There is some confusion and tension over the latest book on Malcolm X, “The Diary of Malcolm X.”

"It is insufficient, in my humble opinion, to honor and respect Malcolm X yet fail to honor and respect the legacy business of Malcolm X's children, which is solely owned by them to protect, safeguard and license the rights related to Malcolm X,” family attorney L. Londell McMillan told the AmNews.

The now-in-court dispute arises out of the publication of a book containing diary entires and notes from the great Black nationalist icon. The family's attorneys argue that the publishers, Third World Press, did not have proper legal permission to print the tome.

Not wanting to get into a fight with people they respect, but determined to protect the legacy of Malcolm X, the family's attorneys say that they had no option but to go to court.

McMillan stressed, "On behalf of X Legacy LLC and the Shabazz family, the daughters of Malcolm X and I made numerous attempts to contact, discuss, settle and have Third World Press [publisher Haki Madhubuti and editor] Herb Boyd comply with the appropriate laws and business dealings related to the diaries, copyright, trademark and family matters related to Malcolm X, to no avail. We were forced to secure the injunction. Malcolm X's public life may belong to the people, but his intellectual property and publicity rights are proprietary rights owned and controlled by his heirs, all of the daughters.

Facts about Maclolm X

  • Malcolm X was murdered in Harlem on Feb. 21, 1965 while speaking at the Audubon Ballroom
  • His birth name was Malcolm Little
  • Was the head of the Nation of Islam's Mosque No. 7 in Harlem
  • Father of six daughters with Dr. Betty Shabazz
  • Known and respected Black Nationalist around the world
  • Buried at Ferncliff Cemetery in Ardsley, N.Y. with his wife Dr. Betty Shabazz and close to the grave of his recently murdered grandson, Malcolm Shabazz.

"Haki Madhubuti has been a trusted advisor and friend to this family for years; he knows all of the daughters but did not confirm his intentions to publish the 'Diary' and secure the rights to the work. He must be getting bad advice. He did not return my call."

“We signed a legal contract,” Bennett Johnson, vice president of Third World Press, told the AmNews. “We acted in good faith, and we were quite surprised when Mr.

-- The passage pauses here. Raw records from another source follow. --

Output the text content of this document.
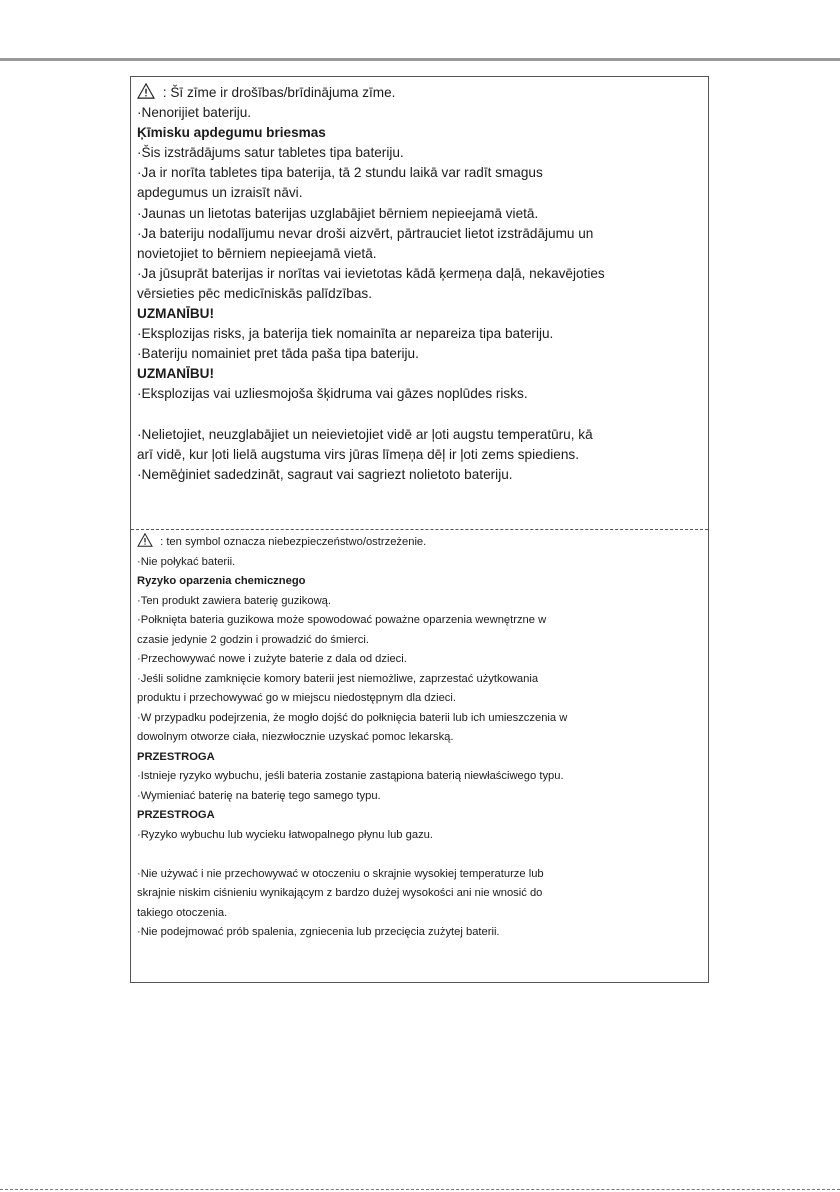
: Šī zīme ir drošības/brīdinājuma zīme.
·Nenorijiet bateriju.
Ķīmisku apdegumu briesmas
·Šis izstrādājums satur tabletes tipa bateriju.
·Ja ir norīta tabletes tipa baterija, tā 2 stundu laikā var radīt smagus
apdegumus un izraisīt nāvi.
·Jaunas un lietotas baterijas uzglabājiet bērniem nepieejamā vietā.
·Ja bateriju nodalījumu nevar droši aizvērt, pārtrauciet lietot izstrādājumu un
novietojiet to bērniem nepieejamā vietā.
·Ja jūsuprāt baterijas ir norītas vai ievietotas kādā ķermeņa daļā, nekavējoties
vērsieties pēc medicīniskās palīdzības.
UZMANĪBU!
·Eksplozijas risks, ja baterija tiek nomainīta ar nepareiza tipa bateriju.
·Bateriju nomainiet pret tāda paša tipa bateriju.
UZMANĪBU!
·Eksplozijas vai uzliesmojoša šķidruma vai gāzes noplūdes risks.
·Nelietojiet, neuzglabājiet un neievietojiet vidē ar ļoti augstu temperatūru, kā
arī vidē, kur ļoti lielā augstuma virs jūras līmeņa dēļ ir ļoti zems spiediens.
·Nemēģiniet sadedzināt, sagraut vai sagriezt nolietoto bateriju.
: ten symbol oznacza niebezpieczeństwo/ostrzeżenie.
·Nie połykać baterii.
Ryzyko oparzenia chemicznego
·Ten produkt zawiera baterię guzikową.
·Połknięta bateria guzikowa może spowodować poważne oparzenia wewnętrzne w
czasie jedynie 2 godzin i prowadzić do śmierci.
·Przechowywać nowe i zużyte baterie z dala od dzieci.
·Jeśli solidne zamknięcie komory baterii jest niemożliwe, zaprzestać użytkowania
produktu i przechowywać go w miejscu niedostępnym dla dzieci.
·W przypadku podejrzenia, że mogło dojść do połknięcia baterii lub ich umieszczenia w
dowolnym otworze ciała, niezwłocznie uzyskać pomoc lekarską.
PRZESTROGA
·Istnieje ryzyko wybuchu, jeśli bateria zostanie zastąpiona baterią niewłaściwego typu.
·Wymieniać baterię na baterię tego samego typu.
PRZESTROGA
·Ryzyko wybuchu lub wycieku łatwopalnego płynu lub gazu.
·Nie używać i nie przechowywać w otoczeniu o skrajnie wysokiej temperaturze lub
skrajnie niskim ciśnieniu wynikającym z bardzo dużej wysokości ani nie wnosić do
takiego otoczenia.
·Nie podejmować prób spalenia, zgniecenia lub przecięcia zużytej baterii.
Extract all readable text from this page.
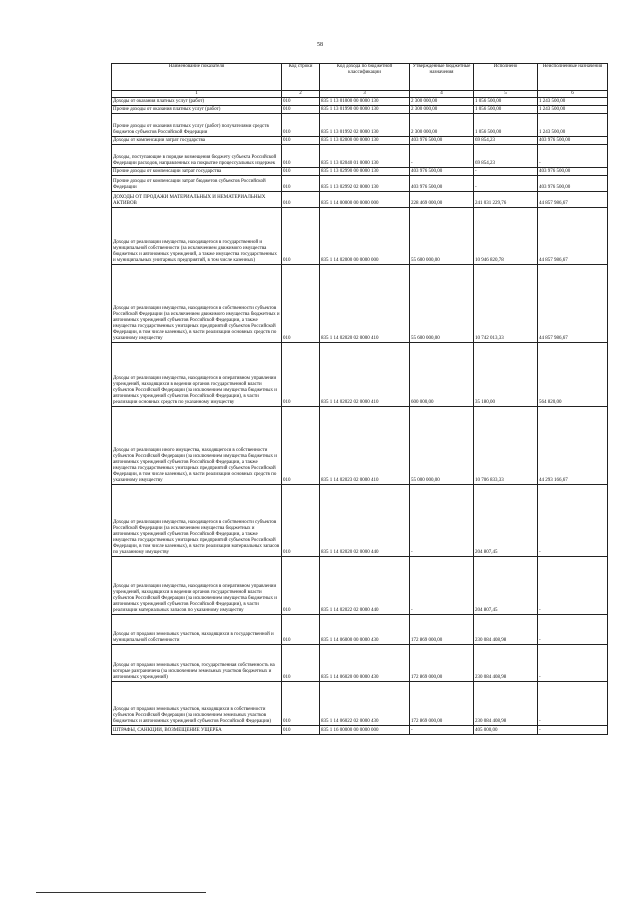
58
Наименование показателя	Код строки	Код дохода по бюджетной классификации	Утвержденные бюджетные назначения	Исполнено	Неисполненные назначения
1	2	3	4	5	6
Доходы от оказания платных услуг (работ)	010	835 1 13 01000 00 0000 130	2 300 000,00	1 056 500,00	1 243 500,00
Прочие доходы от оказания платных услуг (работ)	010	835 1 13 01990 00 0000 130	2 300 000,00	1 056 500,00	1 243 500,00
Прочие доходы от оказания платных услуг (работ) получателями средств бюджетов субъектов Российской Федерации	010	835 1 13 01992 02 0000 130	2 300 000,00	1 056 500,00	1 243 500,00
Доходы от компенсации затрат государства	010	835 1 13 02000 00 0000 130	403 976 500,00	69 854,23	403 976 500,00
Доходы, поступающие в порядке возмещения бюджету субъекта Российской Федерации расходов, направленных на покрытие процессуальных издержек	010	835 1 13 02040 01 0000 130	-	69 854,23	-
Прочие доходы от компенсации затрат государства	010	835 1 13 02990 00 0000 130	403 976 500,00	-	403 976 500,00
Прочие доходы от компенсации затрат бюджетов субъектов Российской Федерации	010	835 1 13 02992 02 0000 130	403 976 500,00	-	403 976 500,00
ДОХОДЫ ОТ ПРОДАЖИ МАТЕРИАЛЬНЫХ И НЕМАТЕРИАЛЬНЫХ АКТИВОВ	010	835 1 14 00000 00 0000 000	228 469 000,00	241 031 229,76	44 857 986,67
Доходы от реализации имущества, находящегося в государственной и муниципальной собственности (за исключением движимого имущества бюджетных и автономных учреждений, а также имущества государственных и муниципальных унитарных предприятий, в том числе казенных)	010	835 1 14 02000 00 0000 000	55 600 000,00	10 946 820,78	44 857 986,67
Доходы от реализации имущества, находящегося в собственности субъектов Российской Федерации (за исключением движимого имущества бюджетных и автономных учреждений субъектов Российской Федерации, а также имущества государственных унитарных предприятий субъектов Российской Федерации, в том числе казенных), в части реализации основных средств по указанному имуществу	010	835 1 14 02020 02 0000 410	55 600 000,00	10 742 013,33	44 857 986,67
Доходы от реализации имущества, находящегося в оперативном управлении учреждений, находящихся в ведении органов государственной власти субъектов Российской Федерации (за исключением имущества бюджетных и автономных учреждений субъектов Российской Федерации), в части реализации основных средств по указанному имуществу	010	835 1 14 02022 02 0000 410	600 000,00	35 180,00	564 820,00
Доходы от реализации иного имущества, находящегося в собственности субъектов Российской Федерации (за исключением имущества бюджетных и автономных учреждений субъектов Российской Федерации, а также имущества государственных унитарных предприятий субъектов Российской Федерации, в том числе казенных), в части реализации основных средств по указанному имуществу	010	835 1 14 02023 02 0000 410	55 000 000,00	10 706 833,33	44 293 166,67
Доходы от реализации имущества, находящегося в собственности субъектов Российской Федерации (за исключением имущества бюджетных и автономных учреждений субъектов Российской Федерации, а также имущества государственных унитарных предприятий субъектов Российской Федерации, в том числе казенных), в части реализации материальных запасов по указанному имуществу	010	835 1 14 02020 02 0000 440	-	204 807,45	-
Доходы от реализации имущества, находящегося в оперативном управлении учреждений, находящихся в ведении органов государственной власти субъектов Российской Федерации (за исключением имущества бюджетных и автономных учреждений субъектов Российской Федерации), в части реализации материальных запасов по указанному имуществу	010	835 1 14 02022 02 0000 440	-	204 807,45	-
Доходы от продажи земельных участков, находящихся в государственной и муниципальной собственности	010	835 1 14 06000 00 0000 430	172 869 000,00	230 084 408,98	-
Доходы от продажи земельных участков, государственная собственность на которые разграничена (за исключением земельных участков бюджетных и автономных учреждений)	010	835 1 14 06020 00 0000 430	172 869 000,00	230 084 408,98	-
Доходы от продажи земельных участков, находящихся в собственности субъектов Российской Федерации (за исключением земельных участков бюджетных и автономных учреждений субъектов Российской Федерации)	010	835 1 14 06022 02 0000 430	172 869 000,00	230 084 408,98	-
ШТРАФЫ, САНКЦИИ, ВОЗМЕЩЕНИЕ УЩЕРБА	010	835 1 16 00000 00 0000 000	-	405 000,00	-
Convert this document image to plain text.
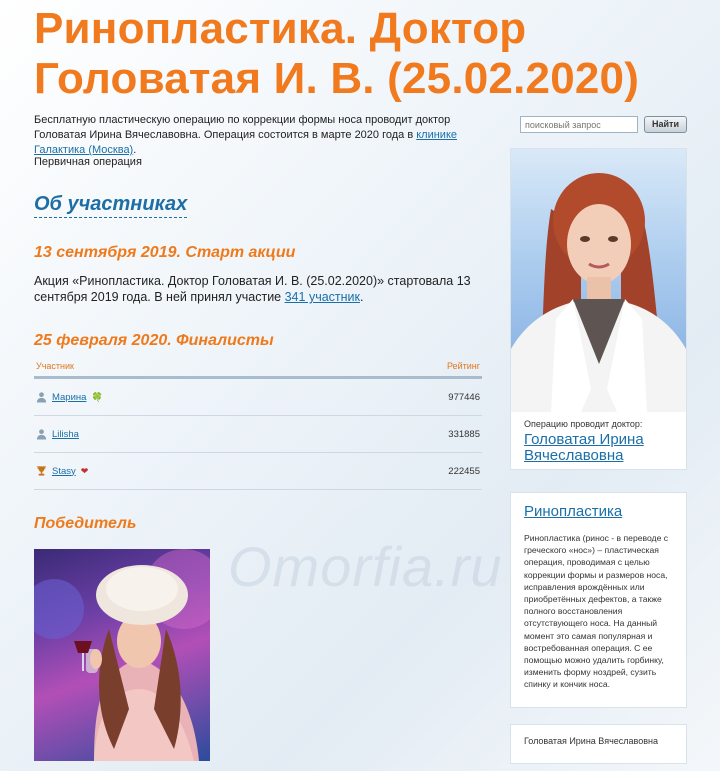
Ринопластика. Доктор Головатая И. В. (25.02.2020)
Бесплатную пластическую операцию по коррекции формы носа проводит доктор Головатая Ирина Вячеславовна. Операция состоится в марте 2020 года в клинике Галактика (Москва).
Первичная операция
Об участниках
13 сентября 2019. Старт акции
Акция «Ринопластика. Доктор Головатая И. В. (25.02.2020)» стартовала 13 сентября 2019 года. В ней принял участие 341 участник.
25 февраля 2020. Финалисты
Участник	Рейтинг
Марина 🍀	977446
Lilisha	331885
Stasy ❤	222455
Победитель
Omorfia.ru
поисковый запрос
Найти
Операцию проводит доктор:
Головатая Ирина Вячеславовна
Ринопластика
Ринопластика (ринос - в переводе с греческого «нос») – пластическая операция, проводимая с целью коррекции формы и размеров носа, исправления врождённых или приобретённых дефектов, а также полного восстановления отсутствующего носа. На данный момент это самая популярная и востребованная операция. С ее помощью можно удалить горбинку, изменить форму ноздрей, сузить спинку и кончик носа.
Головатая Ирина Вячеславовна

McMillan showed up with his legal brief.

On Friday, Nov. 23 at a hearing in Manhattan, U.S. District Judge Laura Taylor Swain prolonged her ban on sales of the book until a January 2014 hearing, during which arguments and evidence can be presented. Swain warned an attorney for Third World Press that failure to comply could result in an order of contempt. Swain's ruling was a continuation of her disallowing the selling of the already controversial book on Oct. 8, when McMillan and some of Malcolm X's daughters sued the Chicago publisher, staying that Third World Press was infringing on their rights.

Speaking to the AmNews, McMillan said, "Prior to taking legal action and obtaining the TRO [temporary restraining order], Third World Press was made aware that the purported license agreement with Boyd and one of the daughters was void. Securing one beneficiary's signature for intellectual property assets owned by many and assigned to a protective legal entity is simply not sufficient, and they were made aware."